Cognitive computing has become the most disruptive technology in agricultural services as it can learn, understand, and interact with different environments to maximize productivity. Microsoft is currently working with 175 farmers in Andhra Pradesh to provide agricultural, land and fertilizer advisory services. This initiative has already resulted in 30% higher average yield per hectare last year.

AI in agriculture involves the use of machine learning, computer vision, and robotics to optimize various aspects of farming. The technology helps farmers to analyse data, make informed decisions, and automate tasks that would be time-consuming and expensive when done manually.

Here we will be discussing some of the use cases of AI, Robotics and other technologies in Agriculture and allied activities.
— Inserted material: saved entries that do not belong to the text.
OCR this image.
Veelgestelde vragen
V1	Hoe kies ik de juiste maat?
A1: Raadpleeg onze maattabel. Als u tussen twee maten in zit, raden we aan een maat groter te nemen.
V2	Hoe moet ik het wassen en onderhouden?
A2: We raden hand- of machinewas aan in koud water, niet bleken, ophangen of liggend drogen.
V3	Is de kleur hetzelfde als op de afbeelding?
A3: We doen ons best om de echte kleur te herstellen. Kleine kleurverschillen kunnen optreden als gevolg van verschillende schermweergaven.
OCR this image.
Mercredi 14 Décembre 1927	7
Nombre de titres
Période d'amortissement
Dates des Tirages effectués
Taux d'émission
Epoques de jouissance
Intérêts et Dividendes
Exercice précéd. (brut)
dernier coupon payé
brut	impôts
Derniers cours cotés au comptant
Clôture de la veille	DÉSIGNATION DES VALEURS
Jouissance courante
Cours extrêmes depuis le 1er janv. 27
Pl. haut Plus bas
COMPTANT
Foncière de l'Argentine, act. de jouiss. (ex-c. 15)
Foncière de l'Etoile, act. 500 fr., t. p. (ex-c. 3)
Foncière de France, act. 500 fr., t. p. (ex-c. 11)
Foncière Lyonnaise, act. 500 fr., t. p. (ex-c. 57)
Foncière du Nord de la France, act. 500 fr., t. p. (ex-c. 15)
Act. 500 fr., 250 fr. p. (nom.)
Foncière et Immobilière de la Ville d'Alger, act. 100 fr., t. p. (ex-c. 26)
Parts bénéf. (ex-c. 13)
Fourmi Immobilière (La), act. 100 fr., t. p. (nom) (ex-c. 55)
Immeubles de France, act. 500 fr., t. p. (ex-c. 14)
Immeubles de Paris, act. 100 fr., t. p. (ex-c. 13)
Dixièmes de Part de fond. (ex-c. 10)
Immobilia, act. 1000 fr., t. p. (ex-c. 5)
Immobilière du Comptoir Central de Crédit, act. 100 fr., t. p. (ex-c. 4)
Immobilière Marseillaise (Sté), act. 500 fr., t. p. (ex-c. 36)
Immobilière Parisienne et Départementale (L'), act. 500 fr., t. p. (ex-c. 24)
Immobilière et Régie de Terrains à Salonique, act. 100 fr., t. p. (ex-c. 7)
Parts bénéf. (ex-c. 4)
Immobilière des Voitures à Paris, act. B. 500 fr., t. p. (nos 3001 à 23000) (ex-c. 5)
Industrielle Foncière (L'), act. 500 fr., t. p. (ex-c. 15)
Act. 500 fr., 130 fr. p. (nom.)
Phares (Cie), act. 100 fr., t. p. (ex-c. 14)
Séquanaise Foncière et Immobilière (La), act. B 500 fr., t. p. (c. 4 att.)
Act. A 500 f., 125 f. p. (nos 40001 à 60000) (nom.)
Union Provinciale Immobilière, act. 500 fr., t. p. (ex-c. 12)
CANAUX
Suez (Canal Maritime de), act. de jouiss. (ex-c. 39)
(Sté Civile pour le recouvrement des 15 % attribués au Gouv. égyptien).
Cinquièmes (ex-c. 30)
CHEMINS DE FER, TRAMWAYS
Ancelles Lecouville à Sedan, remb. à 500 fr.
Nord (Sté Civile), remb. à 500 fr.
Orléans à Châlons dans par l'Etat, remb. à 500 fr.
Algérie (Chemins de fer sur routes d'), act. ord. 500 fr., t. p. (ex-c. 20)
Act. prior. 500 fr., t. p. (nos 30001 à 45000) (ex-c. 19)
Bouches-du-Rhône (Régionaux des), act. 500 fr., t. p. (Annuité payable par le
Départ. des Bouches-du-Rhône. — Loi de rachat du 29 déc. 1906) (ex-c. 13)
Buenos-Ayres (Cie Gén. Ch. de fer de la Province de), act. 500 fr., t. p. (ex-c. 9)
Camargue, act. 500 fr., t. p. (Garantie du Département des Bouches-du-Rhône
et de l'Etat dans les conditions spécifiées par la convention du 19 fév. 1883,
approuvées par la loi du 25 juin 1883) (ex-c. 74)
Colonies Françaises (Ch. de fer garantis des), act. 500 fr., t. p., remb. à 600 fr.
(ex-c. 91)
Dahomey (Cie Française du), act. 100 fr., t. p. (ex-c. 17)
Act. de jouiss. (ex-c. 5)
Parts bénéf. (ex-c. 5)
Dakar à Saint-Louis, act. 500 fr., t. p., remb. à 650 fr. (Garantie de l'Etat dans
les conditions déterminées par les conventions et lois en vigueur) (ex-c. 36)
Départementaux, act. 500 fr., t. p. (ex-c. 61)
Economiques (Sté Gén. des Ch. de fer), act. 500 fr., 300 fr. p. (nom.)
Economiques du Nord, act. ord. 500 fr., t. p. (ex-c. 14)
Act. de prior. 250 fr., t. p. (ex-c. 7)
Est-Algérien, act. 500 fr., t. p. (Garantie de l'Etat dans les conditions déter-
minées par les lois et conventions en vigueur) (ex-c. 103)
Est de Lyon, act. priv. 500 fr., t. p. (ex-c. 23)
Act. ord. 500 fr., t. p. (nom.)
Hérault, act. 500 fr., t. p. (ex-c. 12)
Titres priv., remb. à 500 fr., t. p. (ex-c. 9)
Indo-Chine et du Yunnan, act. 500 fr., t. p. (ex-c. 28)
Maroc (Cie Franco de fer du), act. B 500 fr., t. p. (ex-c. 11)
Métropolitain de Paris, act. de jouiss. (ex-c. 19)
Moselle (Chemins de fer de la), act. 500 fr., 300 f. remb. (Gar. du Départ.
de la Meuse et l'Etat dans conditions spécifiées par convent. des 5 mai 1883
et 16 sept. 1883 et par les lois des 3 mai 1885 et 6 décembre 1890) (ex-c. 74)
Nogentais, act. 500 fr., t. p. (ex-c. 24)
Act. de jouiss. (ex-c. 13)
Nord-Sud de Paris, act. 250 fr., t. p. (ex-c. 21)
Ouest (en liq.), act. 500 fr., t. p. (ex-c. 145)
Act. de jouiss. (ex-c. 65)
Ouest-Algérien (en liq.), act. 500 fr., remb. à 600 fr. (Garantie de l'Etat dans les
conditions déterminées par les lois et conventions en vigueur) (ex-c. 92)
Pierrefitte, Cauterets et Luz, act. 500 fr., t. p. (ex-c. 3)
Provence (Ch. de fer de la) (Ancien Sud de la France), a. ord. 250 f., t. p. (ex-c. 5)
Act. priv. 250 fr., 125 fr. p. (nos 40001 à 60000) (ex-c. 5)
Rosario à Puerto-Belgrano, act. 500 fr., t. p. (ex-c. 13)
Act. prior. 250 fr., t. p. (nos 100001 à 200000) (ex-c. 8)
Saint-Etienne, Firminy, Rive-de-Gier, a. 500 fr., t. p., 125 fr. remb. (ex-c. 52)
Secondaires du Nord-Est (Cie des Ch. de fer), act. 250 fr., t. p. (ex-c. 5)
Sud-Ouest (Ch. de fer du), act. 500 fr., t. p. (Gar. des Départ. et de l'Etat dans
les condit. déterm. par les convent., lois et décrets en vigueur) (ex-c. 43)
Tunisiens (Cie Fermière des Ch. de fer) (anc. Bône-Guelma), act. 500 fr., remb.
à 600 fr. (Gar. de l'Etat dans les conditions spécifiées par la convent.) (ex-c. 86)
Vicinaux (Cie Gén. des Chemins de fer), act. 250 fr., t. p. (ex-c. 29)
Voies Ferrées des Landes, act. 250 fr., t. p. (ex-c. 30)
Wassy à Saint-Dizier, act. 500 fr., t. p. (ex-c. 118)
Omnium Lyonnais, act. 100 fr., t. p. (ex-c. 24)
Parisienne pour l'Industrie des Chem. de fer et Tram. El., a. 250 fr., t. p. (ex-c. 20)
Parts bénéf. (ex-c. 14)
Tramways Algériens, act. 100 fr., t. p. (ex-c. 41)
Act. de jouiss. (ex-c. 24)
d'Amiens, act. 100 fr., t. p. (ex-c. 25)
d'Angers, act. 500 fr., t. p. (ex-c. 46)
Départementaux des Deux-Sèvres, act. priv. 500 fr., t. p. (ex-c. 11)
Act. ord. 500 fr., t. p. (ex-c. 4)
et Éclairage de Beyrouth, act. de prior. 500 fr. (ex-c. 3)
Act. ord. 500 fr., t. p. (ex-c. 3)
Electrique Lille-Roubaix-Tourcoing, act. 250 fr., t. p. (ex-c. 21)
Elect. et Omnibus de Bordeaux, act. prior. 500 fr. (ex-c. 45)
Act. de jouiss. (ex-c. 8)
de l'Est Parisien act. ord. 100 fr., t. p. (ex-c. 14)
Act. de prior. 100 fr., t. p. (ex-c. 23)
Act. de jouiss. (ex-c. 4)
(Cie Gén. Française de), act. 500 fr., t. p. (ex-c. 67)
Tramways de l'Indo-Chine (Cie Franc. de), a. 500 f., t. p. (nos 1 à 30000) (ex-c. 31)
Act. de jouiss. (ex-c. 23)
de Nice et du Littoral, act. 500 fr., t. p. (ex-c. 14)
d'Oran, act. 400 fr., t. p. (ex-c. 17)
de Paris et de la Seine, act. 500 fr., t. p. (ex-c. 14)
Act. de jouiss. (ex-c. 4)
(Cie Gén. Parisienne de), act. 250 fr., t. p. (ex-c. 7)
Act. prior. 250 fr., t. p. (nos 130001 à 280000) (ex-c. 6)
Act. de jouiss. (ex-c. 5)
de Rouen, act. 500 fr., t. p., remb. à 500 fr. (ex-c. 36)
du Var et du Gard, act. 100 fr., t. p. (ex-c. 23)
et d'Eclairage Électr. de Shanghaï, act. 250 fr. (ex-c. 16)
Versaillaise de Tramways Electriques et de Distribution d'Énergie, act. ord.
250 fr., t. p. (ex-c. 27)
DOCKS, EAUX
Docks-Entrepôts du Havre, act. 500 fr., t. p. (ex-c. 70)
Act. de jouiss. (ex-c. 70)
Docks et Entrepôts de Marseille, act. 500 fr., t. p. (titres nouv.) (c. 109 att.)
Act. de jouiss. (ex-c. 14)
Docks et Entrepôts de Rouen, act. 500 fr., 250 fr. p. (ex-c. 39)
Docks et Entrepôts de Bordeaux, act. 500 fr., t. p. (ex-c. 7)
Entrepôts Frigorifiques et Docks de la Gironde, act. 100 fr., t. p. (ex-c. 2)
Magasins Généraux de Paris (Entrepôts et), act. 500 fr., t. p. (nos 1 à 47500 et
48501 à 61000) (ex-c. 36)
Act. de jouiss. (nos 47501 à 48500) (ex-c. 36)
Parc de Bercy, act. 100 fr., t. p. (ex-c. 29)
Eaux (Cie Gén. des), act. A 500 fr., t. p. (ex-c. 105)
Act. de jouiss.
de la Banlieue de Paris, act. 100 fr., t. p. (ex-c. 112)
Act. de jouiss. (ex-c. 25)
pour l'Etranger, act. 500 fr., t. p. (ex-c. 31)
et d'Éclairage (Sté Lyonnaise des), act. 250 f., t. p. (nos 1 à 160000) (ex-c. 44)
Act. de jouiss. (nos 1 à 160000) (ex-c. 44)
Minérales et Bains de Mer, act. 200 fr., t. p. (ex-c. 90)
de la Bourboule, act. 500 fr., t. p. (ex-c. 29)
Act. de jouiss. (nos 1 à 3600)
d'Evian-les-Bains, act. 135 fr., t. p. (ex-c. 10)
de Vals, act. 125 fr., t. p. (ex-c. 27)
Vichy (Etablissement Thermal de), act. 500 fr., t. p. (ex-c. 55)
Robots in farming have been gaining traction in recent years, as they offer the potential to revolutionize the agricultural industry. Robotic systems can be used to perform various tasks, such as planting, harvesting, weeding, and crop monitoring. Some of the way’s robots are being used in farming are:

  1. Planting and Harvesting: Robots can be used for precision planting and harvesting, which allows farmers to optimize their crop yields and reduce labour costs. For example, robots can be programmed to plant seeds at a specific depth and spacing, which can help ensure optimal growth and reduce waste.
  2. Automatic Weeding: Robots can be used for automated weeding, which can help reduce the use of herbicides and improve crop yields. Automated weeding robots can use computer vision and machine learning algorithms to identify and target weeds, while avoiding crops.
  3. Crop and Soil Monitoring: Robots can be used for crop monitoring, which can help farmers identify potential problems early and take corrective action. For example, robots can be equipped with sensors to monitor soil moisture levels, temperature, and nutrient levels.
  4. Dairy Farming: Robots can also be used in dairy farming to automate tasks such as milking cows and feeding them. Automated milking robots can use sensors to detect when a cow needs to be milked, and then automatically attach and detach milking machines.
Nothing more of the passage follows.